The Florida law prohibits anyone who is less than 18-years old to smoke tobacco at any school or within 1,000 feet of the school.
Citations issued for violations of the smoking laws in Florida are in amounts not less than $100 up to a maximum of $750 for the first offense. The average fine is $250. For any subsequent citations, the minimum fine is $500 and the maximum is $2,000.
Texas Smoking Laws
The Texas Department of State Health Services has a long list of state laws concerning tobacco use in Texas. The BLR gives a summary of what a person needs to know about smoking in Texas, which includes these rules:
- Schools – Students are prohibited from smoking at any school, on the school grounds, or at any school-sponsored activity. Adults, who are not students, may only smoke in designated smoking areas on the campus.
- Healthcare Facilities – Smoking is permissible only in designated areas.
- Childcare Facilities – It is illegal to smoke in any licensed childcare facility, at playgrounds, in vehicles used to transport children, or on field trips.

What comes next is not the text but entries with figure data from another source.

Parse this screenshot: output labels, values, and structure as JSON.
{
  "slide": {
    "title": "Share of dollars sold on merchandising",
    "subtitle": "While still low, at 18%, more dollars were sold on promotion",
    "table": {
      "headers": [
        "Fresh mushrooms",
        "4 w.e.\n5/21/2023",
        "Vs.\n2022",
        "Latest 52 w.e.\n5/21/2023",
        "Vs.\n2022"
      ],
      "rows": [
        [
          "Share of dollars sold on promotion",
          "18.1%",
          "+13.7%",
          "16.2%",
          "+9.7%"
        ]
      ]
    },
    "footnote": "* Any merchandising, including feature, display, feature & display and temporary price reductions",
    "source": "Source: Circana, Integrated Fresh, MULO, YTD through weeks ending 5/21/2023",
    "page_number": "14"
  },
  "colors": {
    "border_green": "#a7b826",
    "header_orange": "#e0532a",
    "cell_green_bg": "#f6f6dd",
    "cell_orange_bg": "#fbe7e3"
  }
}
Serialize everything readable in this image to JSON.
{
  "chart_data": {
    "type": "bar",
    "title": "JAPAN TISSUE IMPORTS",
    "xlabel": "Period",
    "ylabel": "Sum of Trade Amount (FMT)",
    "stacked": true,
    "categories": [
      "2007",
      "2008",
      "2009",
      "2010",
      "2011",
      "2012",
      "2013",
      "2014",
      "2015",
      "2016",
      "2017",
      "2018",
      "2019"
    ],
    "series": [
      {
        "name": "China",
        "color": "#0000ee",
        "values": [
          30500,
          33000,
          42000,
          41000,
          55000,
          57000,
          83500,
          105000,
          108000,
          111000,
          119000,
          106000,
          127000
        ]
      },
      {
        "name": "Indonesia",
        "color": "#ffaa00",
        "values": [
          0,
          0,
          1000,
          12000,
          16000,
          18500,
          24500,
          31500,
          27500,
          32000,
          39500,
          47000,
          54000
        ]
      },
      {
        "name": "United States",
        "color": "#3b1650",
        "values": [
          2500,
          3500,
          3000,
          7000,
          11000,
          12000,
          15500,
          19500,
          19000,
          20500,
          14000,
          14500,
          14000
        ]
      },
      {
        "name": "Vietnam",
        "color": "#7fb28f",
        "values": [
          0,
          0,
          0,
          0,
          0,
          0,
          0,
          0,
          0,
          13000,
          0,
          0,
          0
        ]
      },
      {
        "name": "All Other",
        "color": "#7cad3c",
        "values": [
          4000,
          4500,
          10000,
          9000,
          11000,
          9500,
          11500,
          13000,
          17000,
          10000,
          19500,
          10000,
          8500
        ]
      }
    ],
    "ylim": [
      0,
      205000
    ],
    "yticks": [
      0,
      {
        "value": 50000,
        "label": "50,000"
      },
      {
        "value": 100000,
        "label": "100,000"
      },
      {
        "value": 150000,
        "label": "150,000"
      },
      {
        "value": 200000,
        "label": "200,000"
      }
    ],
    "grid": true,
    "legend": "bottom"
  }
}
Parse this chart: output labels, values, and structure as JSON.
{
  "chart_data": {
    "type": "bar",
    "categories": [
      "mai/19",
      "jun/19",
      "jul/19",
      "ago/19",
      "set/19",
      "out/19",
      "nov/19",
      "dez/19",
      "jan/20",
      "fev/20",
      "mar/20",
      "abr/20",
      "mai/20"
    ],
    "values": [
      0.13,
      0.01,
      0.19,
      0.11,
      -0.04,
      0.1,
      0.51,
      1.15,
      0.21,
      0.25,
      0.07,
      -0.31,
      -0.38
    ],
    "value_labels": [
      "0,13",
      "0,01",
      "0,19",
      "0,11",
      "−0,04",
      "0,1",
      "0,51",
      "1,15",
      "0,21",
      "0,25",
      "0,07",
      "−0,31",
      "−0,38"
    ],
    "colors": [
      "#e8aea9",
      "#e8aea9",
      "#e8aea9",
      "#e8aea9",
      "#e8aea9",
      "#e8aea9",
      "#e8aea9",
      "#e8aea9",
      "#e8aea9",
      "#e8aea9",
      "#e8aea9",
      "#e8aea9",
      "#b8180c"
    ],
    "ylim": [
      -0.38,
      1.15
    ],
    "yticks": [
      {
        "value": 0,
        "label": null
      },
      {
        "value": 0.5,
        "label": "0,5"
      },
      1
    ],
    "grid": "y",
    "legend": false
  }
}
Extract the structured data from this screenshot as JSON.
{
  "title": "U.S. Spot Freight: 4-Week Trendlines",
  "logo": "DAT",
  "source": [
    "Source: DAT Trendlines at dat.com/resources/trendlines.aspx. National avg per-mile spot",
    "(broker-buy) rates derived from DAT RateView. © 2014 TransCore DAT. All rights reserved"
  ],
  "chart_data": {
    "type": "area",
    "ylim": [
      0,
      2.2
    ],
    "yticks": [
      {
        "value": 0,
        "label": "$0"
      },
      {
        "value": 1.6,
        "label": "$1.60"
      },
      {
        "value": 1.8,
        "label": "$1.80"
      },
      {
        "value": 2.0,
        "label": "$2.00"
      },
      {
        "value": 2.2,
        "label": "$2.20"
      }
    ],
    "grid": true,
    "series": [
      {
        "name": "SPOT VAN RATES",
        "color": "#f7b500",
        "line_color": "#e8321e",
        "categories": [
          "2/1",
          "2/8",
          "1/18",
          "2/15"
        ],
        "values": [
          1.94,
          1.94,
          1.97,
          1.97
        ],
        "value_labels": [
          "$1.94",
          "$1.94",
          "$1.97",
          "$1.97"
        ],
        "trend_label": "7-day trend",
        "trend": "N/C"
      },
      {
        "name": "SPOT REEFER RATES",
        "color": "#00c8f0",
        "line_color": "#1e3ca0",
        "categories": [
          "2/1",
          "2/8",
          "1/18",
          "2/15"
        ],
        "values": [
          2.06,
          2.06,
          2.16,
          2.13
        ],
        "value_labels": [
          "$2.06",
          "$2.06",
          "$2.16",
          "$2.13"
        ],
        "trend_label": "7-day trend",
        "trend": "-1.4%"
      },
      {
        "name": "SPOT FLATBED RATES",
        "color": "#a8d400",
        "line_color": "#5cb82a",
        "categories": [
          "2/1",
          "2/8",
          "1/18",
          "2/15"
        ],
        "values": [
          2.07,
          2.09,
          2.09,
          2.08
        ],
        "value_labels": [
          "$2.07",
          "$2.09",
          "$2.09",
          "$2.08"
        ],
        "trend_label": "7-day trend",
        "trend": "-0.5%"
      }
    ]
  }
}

- Public Transportation – Smoking is banned on airplanes, buses, and trains.
- Public Places – Many counties and cities have banned smoking in all public places.
- Restaurants and Bars – The Chron reports that some Texas cities have banned smoking in both restaurants and bars. These cities include Abilene, Austin, Corpus Christi, Dallas, El Paso, Houston, and thirty others.
- E-cigarettes – Several counties and cities have banned e-cigarette use in the same way as tobacco-cigarette use. Although, the Chron also notes, Texas is one of the nine states that allow the sale of e-cigarettes to minors.
The global trend is to continue to put more restrictions on smoking. More importantly, significant legislation is coming into being that attempts to make smoking less attractive to younger people by substantially increasing the cost of the cigarettes with taxes, raising the legal age necessary to buy tobacco products, and restricting the sale of e-cigarettes to minors.